Sie sprachen nicht mehr darüber.
Vielleicht, so dachte Petra später, hätte ihr auffallen sollen, dass er von seiner Arbeit noch weniger als früher, ja schließlich gar nichts mehr erzählte; womöglich hätte sie dann bemerkt, dass er trotz der schwierigen Lage für die Handwerker gegenüber seinen Kunden in unbegreiflicher Weise wählerisch wurde und nur noch bestimmte Aufträge anzunehmen bereit war, nämlich ausschließlich diejenigen, bei denen es um ganze Fassadenausbesserungen ging, um große Außenwände, die weiß angestrichen werden sollten, obwohl ihm angesichts der Do-it-yourself-Bewegung daran hätte gelegen sein müssen, sich auch bei allerlei Innenanstrichen vor der Konkurrenz auszuzeichnen. Tatsächlich sollte diese Eigenart nicht nur auf das Unverständnis seiner Gesellen stoßen, die ihrer drohenden Entlassung durch den rechtzeitigen Wechsel ihres Arbeitgebers gerade noch zuvorzukommen wussten, sondern ihm auch den Ruf der mangelnden Fachkompetenz einhandeln, der schließlich sogar den guten Leumund seiner Familie zugrunde richtete. Ein Alkoholproblem, dachten die Nachbarn, Bekannten und ehemaligen Kunden, wird wohl die Ursache sein, tragisch das Ganze, aber keineswegs ein Anlass dazu, Mitleid zu empfinden.
Zumrecht war indes weit davon entfernt, solches einzufordern. Stumm und glücklich betrachtete er seine stets strahlend weißen Fassaden, ohne es sich erklären zu können, dass er so lange Zeit benötigt hatte, um sich ihres ästhetischen Wertes völlig bewusst zu werden, der sich mit der Größe der bemalten Fläche auf zauberhafte Weise von selbst steigerte, folglich von keiner kleinen Innenwand jemals erreicht werden konnte.
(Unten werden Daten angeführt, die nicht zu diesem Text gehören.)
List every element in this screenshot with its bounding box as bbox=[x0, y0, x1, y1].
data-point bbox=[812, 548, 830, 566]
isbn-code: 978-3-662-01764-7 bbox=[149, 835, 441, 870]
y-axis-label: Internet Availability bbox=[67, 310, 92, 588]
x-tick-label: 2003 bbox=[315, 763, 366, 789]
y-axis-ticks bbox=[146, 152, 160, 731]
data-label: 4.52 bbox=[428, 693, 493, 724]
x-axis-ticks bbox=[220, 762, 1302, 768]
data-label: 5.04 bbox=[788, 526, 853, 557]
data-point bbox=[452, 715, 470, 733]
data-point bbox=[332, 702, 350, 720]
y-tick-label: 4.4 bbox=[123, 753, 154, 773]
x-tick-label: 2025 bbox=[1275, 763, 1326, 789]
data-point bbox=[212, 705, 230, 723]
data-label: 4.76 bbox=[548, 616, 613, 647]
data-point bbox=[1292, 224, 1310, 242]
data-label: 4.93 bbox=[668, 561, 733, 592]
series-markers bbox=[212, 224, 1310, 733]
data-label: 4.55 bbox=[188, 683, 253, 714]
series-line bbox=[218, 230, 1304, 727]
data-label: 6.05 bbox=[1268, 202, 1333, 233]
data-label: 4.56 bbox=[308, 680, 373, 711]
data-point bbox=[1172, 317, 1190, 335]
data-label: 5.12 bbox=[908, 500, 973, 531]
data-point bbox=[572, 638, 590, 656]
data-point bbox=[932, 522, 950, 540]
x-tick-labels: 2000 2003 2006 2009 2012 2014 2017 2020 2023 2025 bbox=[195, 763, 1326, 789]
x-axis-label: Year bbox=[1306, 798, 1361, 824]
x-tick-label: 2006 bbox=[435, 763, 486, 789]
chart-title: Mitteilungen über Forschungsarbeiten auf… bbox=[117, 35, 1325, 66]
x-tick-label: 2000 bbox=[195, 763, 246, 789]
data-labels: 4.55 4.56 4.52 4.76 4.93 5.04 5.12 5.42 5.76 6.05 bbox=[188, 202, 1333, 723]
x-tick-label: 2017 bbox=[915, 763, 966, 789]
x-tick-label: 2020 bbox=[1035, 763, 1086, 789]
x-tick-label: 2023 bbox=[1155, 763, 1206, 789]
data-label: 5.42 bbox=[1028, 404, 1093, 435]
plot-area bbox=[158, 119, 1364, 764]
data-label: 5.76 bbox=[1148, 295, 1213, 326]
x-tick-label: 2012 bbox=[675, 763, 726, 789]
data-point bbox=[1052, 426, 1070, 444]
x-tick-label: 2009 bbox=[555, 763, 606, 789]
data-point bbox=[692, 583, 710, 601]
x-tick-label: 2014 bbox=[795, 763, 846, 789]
Wenn er sich schließlich nach mehreren Korrekturen, deren Notwendigkeit erst bei der Gesamtbetrachtung seiner Arbeit offensichtlich wurde, mit seinem Werk zufrieden gab, bedauerte er es beinahe, es nicht durch einen erneuten Anstrich nochmals perfektionieren, nicht das Weiß mit akkuraten Pinselstrichen noch strahlender zu machen, nicht die klarste und reinste aller Farben noch makelloser auf die Wand auftragen zu dürfen, ohne bei seinen vorsichtigen Ansätzen dazu, die meist in die Mittagspause und in den Feierabend fielen, riskieren zu müssen, von den Auftraggebern argwöhnisch beobachtet zu werden. Schließlich aber sollte er lernen, sich auch von diesen Blicken nicht irritieren zu lassen und damit auch nicht von dem schwindenden Ansehen seines Geschäfts, das bald statt der jahrzehntelang üblichen schwarzen nur noch rote Zahlen schrieb. Offenbar wusste niemand außer ihm die Schönheit eines Werkes zu schätzen, dessen Eleganz und Ästhetik gerade in der Schlichtheit bestand, einer bei Zeitgenossen, die sich fortwährend und mehr aus Gewohnheit denn aus echtem Verlangen der ständigen Berieselung der Sinne aussetzten, völlig verkannten Qualität. Mit Gleichmut dagegen trug es Zumrecht, als er für sein Geschäft Konkurs anmeldete, und dass ihn seine Frau verließ und schließlich sogar seine Kinder sich irritiert von ihm abwandten, begriff er als logische Konsequenz der Tatsache, dass seine Kunst offenbar von allen unterschätzt wurde. Keine einzige Träne weinte er seiner zugrunde gerichteten Existenz hinterher, denn nichtswürdig war jegliche Empfindung einer finanziellen oder moralischen Schuld gegenüber seiner Familie, seinem Vater und seinem einstmals treuen Kundenstamm angesichts der Vollendung und Reinheit seiner Werke in blendendem Weiß.
 
L

Law

Gast
Hallo Roland,

eine sehr bemerkenswerte Geschichte, die mich anfänglich fast langweilte weil ich das Vorurteil hatte, der klinkt sich aus um einen zu trinken, aber dann gelang Dir die Überraschung mit dem verkannten Ästheten. Er hätte sich und seine Dienstleistung anders positionieren sollen. Als Spezialist für wirklich weisse Fassaden, als jemand der die meisten weissen Fassaden der Stadt gestrichen hatte mit dem Blick fürs spezielle weiss, einer der jeden Weiss - Ton kennt, als der Trendsetter in weiss, der Konzentration auf einzig existierende Fassaden nanotechnologisch auf ewig weiss.
Aber wer weiss das schon, ob das diesen Ästheten des farbigen Minimalismus die Familie oder gar die Frau erhalten hätte.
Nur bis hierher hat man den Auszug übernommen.